Baseball Integrated 1901

In 1901 during spring training future Hall of Famer John McGraw, the Manager of the Baltimore Orioles of the newly created American League signed a Cherokee 2nd Baseman named Chief Tokohama. In reality 'Tokohama' was Charlie Grant an African American who played with the Columbia Giants (who actually played in Chicago). However Charles Comiskey (owner of the Chicago White Sox) and members of the press discovered 'Tokohama's' identity. While McGraw would continue to insist Grant was Cherokee, he was not with the team when they arrived in Baltimore on April 4th, returning to the Columbia Giants on the 6th. So the scenario is what if 'Tokohama' remained undiscovered for at least a few games into the American League season. What would be the impact of an African-American playing in the first games of the American League. Would he be pressured out of the league as in OTL. What would be the future of an AL-NL partnership and integration in baseball.
 
Two words: Fleet Walker. The same thing happens to Tokohama as happened to Walker - opponents refuse to play if they don’t “get that (Negro) off the field.”
 
Two words: Fleet Walker. The same thing happens to Tokohama as happened to Walker - opponents refuse to play if they don’t “get that (Negro) off the field.”
There were two Walkers (minor point) and it didn't help matters that the idiot leading the opposition was Cap Anson, the Ty Cobb of his day in virtually every way...
 
There were two Walkers (minor point) and it didn't help matters that the idiot leading the opposition was Cap Anson, the Ty Cobb of his day in virtually every way...

I’v dread that Cobb wasn’t especially racist given his time and place of birth, but yeah, he was a certain degree of racist and a huge degree of asshole. I also knew Anson was a racist to some extent but wasn’t aware if he was a huge asshole as well.

But yes, a big name opposing any sort of social change will likely nip it in the bud at that point.
 
Two words: Fleet Walker. The same thing happens to Tokohama as happened to Walker - opponents refuse to play if they don’t “get that (Negro) off the field.”
Yeah he'd probably get kicked out, but considering this is the start of the American League there would probably be a wider impact. The whole thing might turn off some National Leaguers from jumping ship to the junior circuit.
 
I’v dread that Cobb wasn’t especially racist given his time and place of birth, but yeah, he was a certain degree of racist and a huge degree of asshole. I also knew Anson was a racist to some extent but wasn’t aware if he was a huge asshole as well.

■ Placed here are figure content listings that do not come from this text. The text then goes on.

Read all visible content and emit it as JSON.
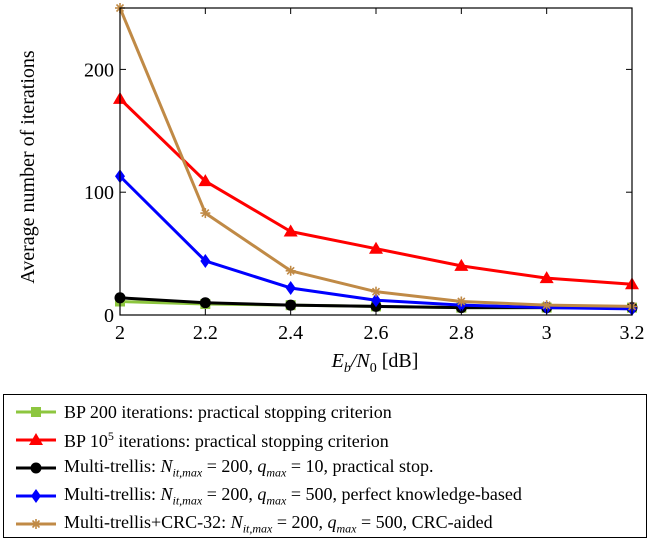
{
  "chart_data": {
    "type": "line",
    "xlabel": "E_b/N_0 [dB]",
    "xlabel_parts": {
      "e": "E",
      "b": "b",
      "slash": "/N",
      "zero": "0",
      "unit": " [dB]"
    },
    "ylabel": "Average number of iterations",
    "x": [
      2,
      2.2,
      2.4,
      2.6,
      2.8,
      3,
      3.2
    ],
    "x_tick_labels": [
      "2",
      "2.2",
      "2.4",
      "2.6",
      "2.8",
      "3",
      "3.2"
    ],
    "y_ticks": [
      0,
      100,
      200
    ],
    "y_tick_labels": [
      "0",
      "100",
      "200"
    ],
    "xlim": [
      2,
      3.2
    ],
    "ylim": [
      0,
      250
    ],
    "grid": false,
    "legend_position": "below",
    "series": [
      {
        "name": "BP 200 iterations: practical stopping criterion",
        "color": "#8dc63f",
        "marker": "square",
        "values": [
          11,
          9,
          8,
          7,
          6,
          6,
          6
        ]
      },
      {
        "name": "BP 10^5 iterations: practical stopping criterion",
        "color": "#ff0000",
        "marker": "triangle",
        "values": [
          176,
          109,
          68,
          54,
          40,
          30,
          25
        ]
      },
      {
        "name": "Multi-trellis: N_it,max = 200, q_max = 10, practical stop.",
        "color": "#000000",
        "marker": "circle",
        "values": [
          14,
          10,
          8,
          7,
          6,
          6,
          6
        ]
      },
      {
        "name": "Multi-trellis: N_it,max = 200, q_max = 500, perfect knowledge-based",
        "color": "#0000ff",
        "marker": "diamond",
        "values": [
          113,
          44,
          22,
          12,
          8,
          6,
          5
        ]
      },
      {
        "name": "Multi-trellis+CRC-32: N_it,max = 200, q_max = 500, CRC-aided",
        "color": "#c08a46",
        "marker": "star",
        "values": [
          250,
          83,
          36,
          19,
          11,
          8,
          7
        ]
      }
    ]
  },
  "legend": {
    "entries": [
      {
        "pre": "BP 200 iterations: practical stopping criterion"
      },
      {
        "pre": "BP 10",
        "sup": "5",
        "post": " iterations: practical stopping criterion"
      },
      {
        "pre": "Multi-trellis: ",
        "n": "N",
        "nsub": "it,max",
        "mid": " = 200, ",
        "q": "q",
        "qsub": "max",
        "post": " = 10, practical stop."
      },
      {
        "pre": "Multi-trellis: ",
        "n": "N",
        "nsub": "it,max",
        "mid": " = 200, ",
        "q": "q",
        "qsub": "max",
        "post": " = 500, perfect knowledge-based"
      },
      {
        "pre": "Multi-trellis+CRC-32: ",
        "n": "N",
        "nsub": "it,max",
        "mid": " = 200, ",
        "q": "q",
        "qsub": "max",
        "post": " = 500, CRC-aided"
      }
    ]
  }
}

But yes, a big name opposing any sort of social change will likely nip it in the bud at that point.
Buck O'Neil, the Negro Leagues star, said this about Cobb, IIRC "Honey, Ty Cobb didn't hate colored people. Ty Cobb hated people."
 
There were two Walkers (minor point) and it didn't help matters that the idiot leading the opposition was Cap Anson, the Ty Cobb of his day in virtually every way...

Just finished reading an account of baseball in the 1880s and assuming that was accurate (the account was/is The Summer of Beer and Whiskey, by Ed Achorn), Anson was a thorough bigot of the first order, going above and beyond the set-in-concrete racial prejudices of the Gilded Age. From that account, he was also utterly intolerant of any failings on the part of his teammates. Not sure how all that came about, especially the over-the-top prejudices, since he was from a small town in Michigan, as opposed to the postwar South, for Ty Cobb (and it's pretty well established that Cobb was a sociopath: his own teammates couldn't stand him apart from his obvious talent). Long story short, Anson was pretty much a northern version of Cobb: a total jerk and bigot who had significant baseball talent.